The city of Yakima is taking steps to demolish the Savoy apartment building at 322 W. Yakima Ave.
City Code Administration Manager Glenn Denman said the complaint filed in Yakima County Superior Court will help decide the future of the building that was condemned and boarded up Aug. 23, 2021.
Prior to the Savoy building being condemned, the city received multiple reports of health and life safety deficiencies in the building, prompting city inspectors to visit. They found holes in walls between units, a nonfunctioning fire escape, broken windows and exterior doors that were not secure.
Former residents also described flood stains, rotted beams and mold from broken plumbing, overflowing toilets and insect infestations.
“(The complaint) is requesting that the city would be able to make a decision on that building, whether we demolish it or not,” Denman said.
He said repairing the building is still the favored option when considering costs and housing needs.
The price tag for demolishing the building would likely exceed $150,000, he estimated, with repairs to the fire alarms, fire escape, windows, walls and doors coming out to less than half that total.
“We don’t really want to demolish it,” Denman said. “We’d rather see it get up and running so that people can live there. It could be a nice place.”

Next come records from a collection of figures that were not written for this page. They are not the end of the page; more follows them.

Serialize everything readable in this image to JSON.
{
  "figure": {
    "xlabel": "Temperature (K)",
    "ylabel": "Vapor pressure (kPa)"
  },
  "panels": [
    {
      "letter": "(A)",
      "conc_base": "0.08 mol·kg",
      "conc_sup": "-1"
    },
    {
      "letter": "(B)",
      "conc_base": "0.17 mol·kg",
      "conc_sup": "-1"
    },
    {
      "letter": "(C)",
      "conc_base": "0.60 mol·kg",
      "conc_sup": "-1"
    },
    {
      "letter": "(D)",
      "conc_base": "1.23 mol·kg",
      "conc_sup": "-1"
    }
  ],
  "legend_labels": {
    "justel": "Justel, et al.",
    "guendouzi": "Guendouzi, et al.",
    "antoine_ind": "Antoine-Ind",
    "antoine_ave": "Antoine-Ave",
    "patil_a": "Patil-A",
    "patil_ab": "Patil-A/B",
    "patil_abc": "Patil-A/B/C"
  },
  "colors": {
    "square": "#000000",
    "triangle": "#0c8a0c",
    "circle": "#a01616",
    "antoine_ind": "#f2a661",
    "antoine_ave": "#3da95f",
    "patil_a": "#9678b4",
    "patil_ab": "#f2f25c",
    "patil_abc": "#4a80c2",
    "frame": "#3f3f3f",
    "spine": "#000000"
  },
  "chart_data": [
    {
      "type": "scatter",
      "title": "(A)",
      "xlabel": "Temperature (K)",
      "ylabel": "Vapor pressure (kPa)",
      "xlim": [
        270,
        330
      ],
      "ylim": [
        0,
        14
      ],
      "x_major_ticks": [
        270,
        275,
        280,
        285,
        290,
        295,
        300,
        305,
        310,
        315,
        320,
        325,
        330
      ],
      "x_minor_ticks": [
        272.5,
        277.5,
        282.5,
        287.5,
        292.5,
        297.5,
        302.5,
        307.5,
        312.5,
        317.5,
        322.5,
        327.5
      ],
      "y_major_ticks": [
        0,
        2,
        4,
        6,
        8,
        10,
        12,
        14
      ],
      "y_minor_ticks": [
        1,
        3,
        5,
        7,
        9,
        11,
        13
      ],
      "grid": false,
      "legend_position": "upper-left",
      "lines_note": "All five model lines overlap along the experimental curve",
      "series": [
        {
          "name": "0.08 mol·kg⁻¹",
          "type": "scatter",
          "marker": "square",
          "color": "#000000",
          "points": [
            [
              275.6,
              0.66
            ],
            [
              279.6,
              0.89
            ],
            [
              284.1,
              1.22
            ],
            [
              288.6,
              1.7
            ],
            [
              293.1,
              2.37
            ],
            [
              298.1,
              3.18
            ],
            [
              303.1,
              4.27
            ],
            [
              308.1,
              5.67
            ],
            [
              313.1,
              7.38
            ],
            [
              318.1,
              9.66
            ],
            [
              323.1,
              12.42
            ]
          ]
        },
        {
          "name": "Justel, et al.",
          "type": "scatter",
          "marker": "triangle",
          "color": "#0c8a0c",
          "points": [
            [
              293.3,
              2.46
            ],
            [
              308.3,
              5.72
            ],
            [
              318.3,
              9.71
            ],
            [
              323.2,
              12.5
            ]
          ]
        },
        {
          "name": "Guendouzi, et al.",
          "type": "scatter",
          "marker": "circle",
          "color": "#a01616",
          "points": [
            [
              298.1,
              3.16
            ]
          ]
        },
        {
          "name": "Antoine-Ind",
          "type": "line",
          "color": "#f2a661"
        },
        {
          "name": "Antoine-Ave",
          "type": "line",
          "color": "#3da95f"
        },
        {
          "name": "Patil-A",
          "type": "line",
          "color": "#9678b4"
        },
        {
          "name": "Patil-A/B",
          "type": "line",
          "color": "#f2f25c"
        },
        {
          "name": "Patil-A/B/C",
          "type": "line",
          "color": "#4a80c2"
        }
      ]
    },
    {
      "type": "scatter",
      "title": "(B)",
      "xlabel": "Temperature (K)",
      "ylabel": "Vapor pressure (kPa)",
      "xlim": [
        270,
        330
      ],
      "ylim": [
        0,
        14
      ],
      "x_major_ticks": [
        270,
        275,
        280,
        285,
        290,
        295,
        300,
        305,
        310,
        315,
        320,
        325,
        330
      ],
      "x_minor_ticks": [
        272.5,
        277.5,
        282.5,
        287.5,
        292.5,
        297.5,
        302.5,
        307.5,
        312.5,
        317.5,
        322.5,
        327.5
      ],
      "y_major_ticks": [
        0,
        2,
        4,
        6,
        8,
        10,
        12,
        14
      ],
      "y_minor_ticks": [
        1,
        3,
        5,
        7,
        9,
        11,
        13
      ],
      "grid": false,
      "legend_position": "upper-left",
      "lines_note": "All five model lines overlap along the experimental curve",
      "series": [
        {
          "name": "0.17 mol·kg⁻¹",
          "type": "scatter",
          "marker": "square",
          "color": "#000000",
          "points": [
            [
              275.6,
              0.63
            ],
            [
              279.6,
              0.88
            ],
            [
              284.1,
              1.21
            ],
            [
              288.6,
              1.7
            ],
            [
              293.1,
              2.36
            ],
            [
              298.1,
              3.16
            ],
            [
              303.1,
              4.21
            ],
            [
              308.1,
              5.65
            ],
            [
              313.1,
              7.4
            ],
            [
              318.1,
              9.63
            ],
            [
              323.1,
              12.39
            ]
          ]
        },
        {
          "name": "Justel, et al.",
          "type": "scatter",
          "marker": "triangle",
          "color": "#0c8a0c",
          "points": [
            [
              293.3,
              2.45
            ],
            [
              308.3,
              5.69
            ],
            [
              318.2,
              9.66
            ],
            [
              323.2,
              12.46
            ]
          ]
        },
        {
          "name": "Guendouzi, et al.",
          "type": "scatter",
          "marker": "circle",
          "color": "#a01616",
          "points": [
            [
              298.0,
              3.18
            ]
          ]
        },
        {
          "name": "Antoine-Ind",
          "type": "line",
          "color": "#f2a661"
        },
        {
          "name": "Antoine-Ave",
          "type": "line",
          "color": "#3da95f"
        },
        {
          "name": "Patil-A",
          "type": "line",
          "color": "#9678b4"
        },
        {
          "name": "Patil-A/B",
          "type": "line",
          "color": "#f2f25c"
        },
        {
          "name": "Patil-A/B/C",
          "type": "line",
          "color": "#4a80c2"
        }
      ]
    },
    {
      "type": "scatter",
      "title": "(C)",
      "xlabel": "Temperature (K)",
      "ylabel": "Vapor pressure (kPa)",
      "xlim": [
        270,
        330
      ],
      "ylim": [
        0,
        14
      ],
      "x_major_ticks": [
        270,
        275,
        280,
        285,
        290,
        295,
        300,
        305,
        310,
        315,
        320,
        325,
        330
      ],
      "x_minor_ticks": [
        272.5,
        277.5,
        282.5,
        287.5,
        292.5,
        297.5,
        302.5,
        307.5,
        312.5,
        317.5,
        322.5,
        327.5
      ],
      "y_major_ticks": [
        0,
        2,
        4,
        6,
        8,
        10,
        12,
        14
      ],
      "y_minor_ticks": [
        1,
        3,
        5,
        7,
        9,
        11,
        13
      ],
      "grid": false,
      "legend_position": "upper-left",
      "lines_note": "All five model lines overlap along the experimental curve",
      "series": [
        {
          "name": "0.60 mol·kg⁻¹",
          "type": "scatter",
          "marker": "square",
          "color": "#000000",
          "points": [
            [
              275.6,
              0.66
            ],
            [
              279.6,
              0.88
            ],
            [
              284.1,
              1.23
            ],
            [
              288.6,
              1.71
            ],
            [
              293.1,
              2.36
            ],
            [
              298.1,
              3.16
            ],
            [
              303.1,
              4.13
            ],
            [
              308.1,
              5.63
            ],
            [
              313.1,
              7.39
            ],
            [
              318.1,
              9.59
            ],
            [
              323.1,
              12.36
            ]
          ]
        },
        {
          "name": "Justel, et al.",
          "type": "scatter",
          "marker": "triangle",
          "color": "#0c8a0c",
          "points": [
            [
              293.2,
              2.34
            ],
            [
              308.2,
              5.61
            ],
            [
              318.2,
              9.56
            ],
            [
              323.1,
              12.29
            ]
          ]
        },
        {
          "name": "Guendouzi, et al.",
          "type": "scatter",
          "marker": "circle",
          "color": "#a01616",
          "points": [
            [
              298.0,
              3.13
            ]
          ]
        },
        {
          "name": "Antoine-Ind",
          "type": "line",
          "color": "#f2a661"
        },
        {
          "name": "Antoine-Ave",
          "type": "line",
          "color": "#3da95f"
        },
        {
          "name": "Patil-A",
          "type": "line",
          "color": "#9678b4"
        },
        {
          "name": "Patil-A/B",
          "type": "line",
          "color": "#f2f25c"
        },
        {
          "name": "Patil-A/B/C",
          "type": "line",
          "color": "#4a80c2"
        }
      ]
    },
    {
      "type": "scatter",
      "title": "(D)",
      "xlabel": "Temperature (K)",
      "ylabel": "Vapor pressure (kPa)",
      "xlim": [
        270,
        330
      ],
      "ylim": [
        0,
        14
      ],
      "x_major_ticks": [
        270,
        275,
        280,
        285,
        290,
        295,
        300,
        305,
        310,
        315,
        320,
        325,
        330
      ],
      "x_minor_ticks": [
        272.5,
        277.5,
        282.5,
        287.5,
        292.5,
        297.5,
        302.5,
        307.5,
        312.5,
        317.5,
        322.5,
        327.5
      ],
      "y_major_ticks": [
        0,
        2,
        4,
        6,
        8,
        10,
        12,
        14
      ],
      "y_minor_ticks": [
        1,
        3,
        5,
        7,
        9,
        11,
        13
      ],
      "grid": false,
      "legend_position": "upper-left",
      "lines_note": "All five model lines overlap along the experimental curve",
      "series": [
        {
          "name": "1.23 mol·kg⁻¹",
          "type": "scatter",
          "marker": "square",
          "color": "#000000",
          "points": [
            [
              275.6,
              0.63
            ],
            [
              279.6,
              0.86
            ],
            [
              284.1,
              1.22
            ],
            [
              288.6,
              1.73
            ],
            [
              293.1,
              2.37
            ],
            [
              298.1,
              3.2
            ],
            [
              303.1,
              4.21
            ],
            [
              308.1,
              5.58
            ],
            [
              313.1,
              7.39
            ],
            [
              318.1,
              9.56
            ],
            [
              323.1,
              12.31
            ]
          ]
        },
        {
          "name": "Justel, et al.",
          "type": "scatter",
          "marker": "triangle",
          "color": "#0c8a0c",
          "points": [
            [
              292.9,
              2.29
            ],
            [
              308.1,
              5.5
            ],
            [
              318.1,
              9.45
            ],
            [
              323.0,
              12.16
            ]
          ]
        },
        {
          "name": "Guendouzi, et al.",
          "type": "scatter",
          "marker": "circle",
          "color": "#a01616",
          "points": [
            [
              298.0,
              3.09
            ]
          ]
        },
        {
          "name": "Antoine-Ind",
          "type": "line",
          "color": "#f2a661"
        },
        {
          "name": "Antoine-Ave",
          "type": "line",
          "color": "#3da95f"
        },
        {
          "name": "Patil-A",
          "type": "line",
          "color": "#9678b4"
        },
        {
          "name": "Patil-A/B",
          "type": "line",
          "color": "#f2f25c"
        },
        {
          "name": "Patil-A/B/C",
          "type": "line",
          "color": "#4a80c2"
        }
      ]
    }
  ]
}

Building owner Aaron Stewart had a year from the building being boarded to initiate repairs at the Savoy, but the city had received no permits for the needed work as of August, city spokesperson Randy Beehler said at the time.
The next step was a notice of demolition to involve the court.
All parties — loan companies, banks, private individuals and more — have been served with the complaint for demolition and have 20 days to respond, Denman said Monday. From there, a hearing will be set and the court will determine the outcome for the building, he said.
There is also a potential sale of the building to consider. A trustee sale is scheduled for the building Dec. 16, and no decisions will be made until after that sale takes place, according to Denman.
“We’re hoping that a new owner will emerge from that that will be willing to repair the building,” he said. “We’re hoping that it comes to a good resolution and that somebody can fix the building up and make it habitable.”
The Savoy property and another property owned by Stewart, the Senator Apartments at 31 N. Front St., are up for sale after a judgment in Yakima County Superior Court. The sale had been postponed several times since March, according to a public notice of sale from the Yakima County Sheriff’s Office.
Stewart has a history of violating city codes at the Savoy Apartments and other properties. The Senator building and the Cascade apartment building, formerly owned by Stewart, were both condemned under Stewart’s ownership. The Savoy was previously condemned after a fire in 2017.
The most recent sale scheduled for Nov. 18 was canceled, according to the notice. Seattle commercial real estate firm Kidder Mathews was the plaintiff in the sale, according to the notice.